Joker is one of the most divisive films released in recent years. Last year when it screened at festivals in Europe, like the Venice Film Festival, it was lauded with an eight-minute standing ovation. Cut to the worldwide release and many critics, especially in the States, were less than warm to the film. This antipathy towards Joker was surprising considering the critical acclaim the film received in Europe during its run of the festival circuit. You would think an art film starring Joaquin Phoenix at the top of his game, which won the Golden Lion at the Venice Film Festival, would be accepted with open arms by mainline critics. Alas, it was not the case.
No film is immune to criticism but when surveying the negative comments for Joker, most of the vitriol against the film is less about the artistic quality than it is about the social and political messages it conveys. Negative reviews slammed the film through an ideological lens more so than from an artistic one. Artistic criticism for the film was often superficial and tacked on.
For example, when offering an analysis of Joker/Arthur Fleck, Jordan Hoffman from The Guardian stated that, “There’s little depth to the character other than, you know, he’s nuts!” Hoffman offers more superficial criticism when he rails against the claim that Joker is a comic book film when in reality it’s not. Debate on whether it is a comic book film is besides the point when discussing its artistic merits.
Another superficial critique is that the film rips off Martin Scorsese’s Taxi Driver and The King of Comedy. Matthew Rozsa from Salon hammers this criticism home by writing “…while it succeeds in aping the superficial aspects of Scorsese’s style, Joker lacks the intelligence or gravitas of Scorsese’s best work.” Todd Phillips pays homage to those films, but he does so as a sign of respect and to highlight the thematic similarities without blindly aping or copying them. Snobby critics perhaps feel, as a lowly comic book film, Joker is taking itself too seriously, therefore it has to be put back in its place.
While the film could be criticised for bad acting, poor writing etc., the critical talking points like the examples mentioned above are paper-thin, possibly used to mask critics’ disdain for the film’s socio-political themes as well as its thinly veiled critique of the mass media. Critics lambasted the film’s seemingly pro-incel character and message. They latched onto and promoted the idea that Joker would inspire mass-shootings while at the same time promoting toxic masculinity. Others claimed the film was racist by including scenes in which Arthur Fleck is beaten up by black youths and a black lady on a bus reprimanding him for interacting with her child. They argue that it glorifies the bad guy. Not all these critiques are off-base or lack merit but saying the film is racist is perhaps taking it too far. Perhaps Todd Phillips was stimulating debate by deliberately poking at these ‘woke’ talking points, precipitating the media’s knee-jerk over-reaction.
As mentioned previously, the film’s critique of the media could possibly be one reason why many critics slammed the film. This point is credibly argued by Zoey Carter from Evie magazine.
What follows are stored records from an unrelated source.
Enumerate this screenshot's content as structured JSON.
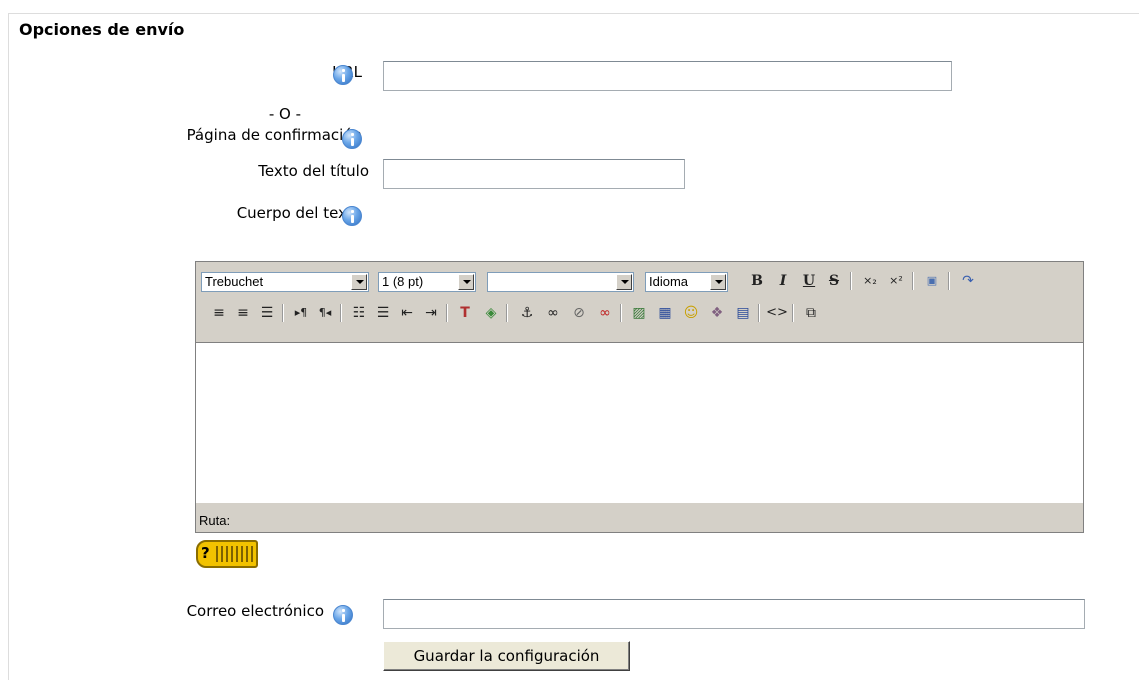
{
  "section": {
    "legend": "Opciones de envío"
  },
  "fields": {
    "url": {
      "label": "URL",
      "value": ""
    },
    "or_separator": "- O -",
    "confirm_page": {
      "label": "Página de confirmación"
    },
    "title_text": {
      "label": "Texto del título",
      "value": ""
    },
    "body_text": {
      "label": "Cuerpo del texto"
    },
    "email": {
      "label": "Correo electrónico",
      "value": ""
    }
  },
  "editor": {
    "font": "Trebuchet",
    "size": "1 (8 pt)",
    "format": "",
    "language": "Idioma",
    "path_label": "Ruta:",
    "toolbar_row1": [
      "bold-icon",
      "italic-icon",
      "underline-icon",
      "strikethrough-icon",
      "subscript-icon",
      "superscript-icon",
      "clean-word-icon",
      "redo-icon"
    ],
    "toolbar_row2": [
      "align-left-icon",
      "align-right-icon",
      "justify-icon",
      "ltr-icon",
      "rtl-icon",
      "ordered-list-icon",
      "unordered-list-icon",
      "outdent-icon",
      "indent-icon",
      "text-color-icon",
      "background-color-icon",
      "anchor-icon",
      "link-icon",
      "unlink-icon",
      "nolink-icon",
      "image-icon",
      "table-icon",
      "smiley-icon",
      "special-char-icon",
      "paste-word-icon",
      "html-source-icon",
      "fullscreen-icon"
    ]
  },
  "actions": {
    "save": "Guardar la configuración"
  },
  "colors": {
    "toolbar_bg": "#d4d0c8",
    "info_icon": "#2f6fc2",
    "keyboard_help": "#f2c200"
  }
}
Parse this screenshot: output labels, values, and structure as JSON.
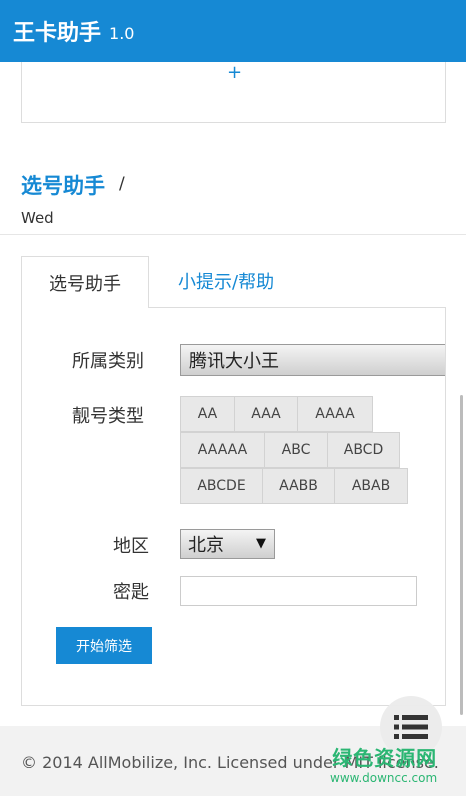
{
  "app_bar": {
    "title": "王卡助手",
    "version": "1.0"
  },
  "top_card": {
    "add_symbol": "+"
  },
  "section": {
    "title": "选号助手",
    "slash": "/",
    "weekday": "Wed"
  },
  "tabs": [
    {
      "label": "选号助手",
      "active": true
    },
    {
      "label": "小提示/帮助",
      "active": false
    }
  ],
  "form": {
    "category_label": "所属类别",
    "category_value": "腾讯大小王",
    "pattern_label": "靓号类型",
    "patterns": [
      "AA",
      "AAA",
      "AAAA",
      "AAAAA",
      "ABC",
      "ABCD",
      "ABCDE",
      "AABB",
      "ABAB"
    ],
    "region_label": "地区",
    "region_value": "北京",
    "keyword_label": "密匙",
    "keyword_value": "",
    "submit_label": "开始筛选"
  },
  "footer": {
    "text": "© 2014 AllMobilize, Inc. Licensed under MIT license."
  },
  "watermark": {
    "main": "绿色资源网",
    "url": "www.downcc.com"
  },
  "icons": {
    "add": "plus-icon",
    "menu": "menu-icon",
    "dropdown": "caret-down-icon"
  },
  "colors": {
    "primary": "#1689d4",
    "watermark": "#2bb673"
  }
}
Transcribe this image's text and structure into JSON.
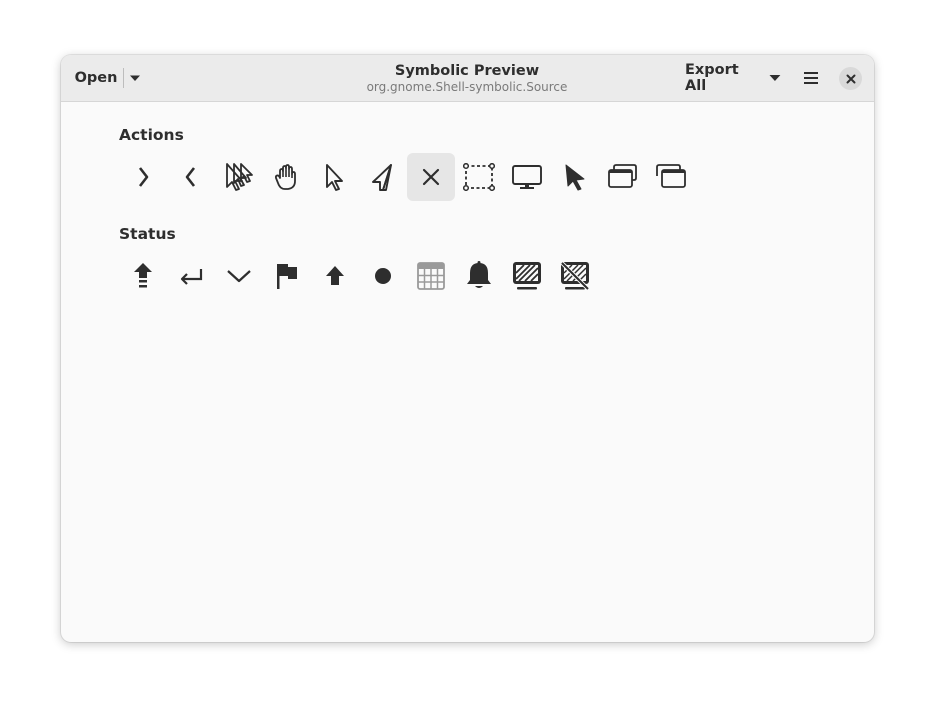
{
  "header": {
    "open_label": "Open",
    "title": "Symbolic Preview",
    "subtitle": "org.gnome.Shell-symbolic.Source",
    "export_label": "Export All"
  },
  "sections": [
    {
      "title": "Actions",
      "icons": [
        "go-next-icon",
        "go-previous-icon",
        "pointer-select-icon",
        "hand-grab-icon",
        "pointer-outline-icon",
        "pointer-drag-icon",
        "close-x-icon",
        "selection-rectangle-icon",
        "screen-icon",
        "pointer-filled-icon",
        "window-restore-icon",
        "window-stack-icon"
      ],
      "selected_index": 6
    },
    {
      "title": "Status",
      "icons": [
        "arrow-up-bar-icon",
        "enter-return-icon",
        "chevron-down-icon",
        "flag-icon",
        "arrow-up-icon",
        "dot-icon",
        "calendar-grid-icon",
        "bell-icon",
        "display-brightness-icon",
        "display-disabled-icon"
      ]
    }
  ],
  "colors": {
    "icon": "#2e2e2e",
    "headerbar": "#ebebeb",
    "background": "#fafafa",
    "selected": "#e6e6e6"
  }
}
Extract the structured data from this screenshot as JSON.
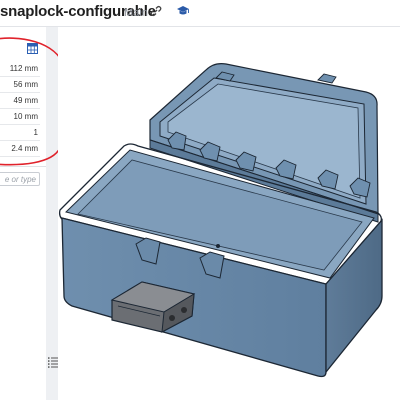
{
  "header": {
    "doc_title": "snaplock-configurable",
    "workspace": "Main"
  },
  "parameters": {
    "rows": [
      {
        "value": "112 mm"
      },
      {
        "value": "56 mm"
      },
      {
        "value": "49 mm"
      },
      {
        "value": "10 mm"
      },
      {
        "value": "1"
      },
      {
        "value": "2.4 mm"
      }
    ]
  },
  "search": {
    "placeholder_fragment": "e or type"
  },
  "colors": {
    "annotation": "#e0222b",
    "box_fill": "#6d8fb0",
    "box_edge": "#1c2734",
    "hinge": "#6b6e73"
  },
  "icons": {
    "link": "link-icon",
    "cap": "graduation-cap-icon",
    "table": "table-icon",
    "list": "list-icon"
  }
}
She believes that the film offers a mirror to the mass media, a rebuke for its love of sensationalism. She argues that in the film, the media with their sensational reporting creates the Joker. She writes, “the real villain of the film is the media, the media which gives a loner all the attention he ever wanted (after, of course, he kills a few people). You see, the media in Joker don’t just create the monster, they feed the monster. And that is why the media doesn’t want you to see it.”
Todd Phillips was particularly astute in his role as storyteller and socio-political commentator. His film incorporated criticism of both the left and right of the political spectrum. He delivered a sophisticated critique of Republicans in the figure of Thomas Wayne, who comes across as a cold capitalist as well as the Democrats whose influence exerts too much of the media. The same sensationalist media who fuel anarchist groups like Antifa, groups which are perhaps alluded to in the film when Fleck takes to the streets and joins the mob after his appearance on television.
Inexplicably, Joker has been nominated for 11 Oscars. A truly bizarre turn of events. Surprising because it is rare for an art film to be disliked by so many top film critics while simultaneously receiving high recognition by the Academy. Despite many critics slating the film, the viewing public has lauded it. Perhaps watching it through less of an ideological lens, making them far more accepting and appreciative of the film. Whether Joker wins big or not, Todd Phillips has succeeded in offering a gripping and iconic film which raised the bar for comic book filmmaking in the same way Christopher Nolan’s Dark Knight trilogy did.
Once the dust has settles and the debates have ceased, Joker will become a slice of history and a commentary of the turbulent times we currently live in.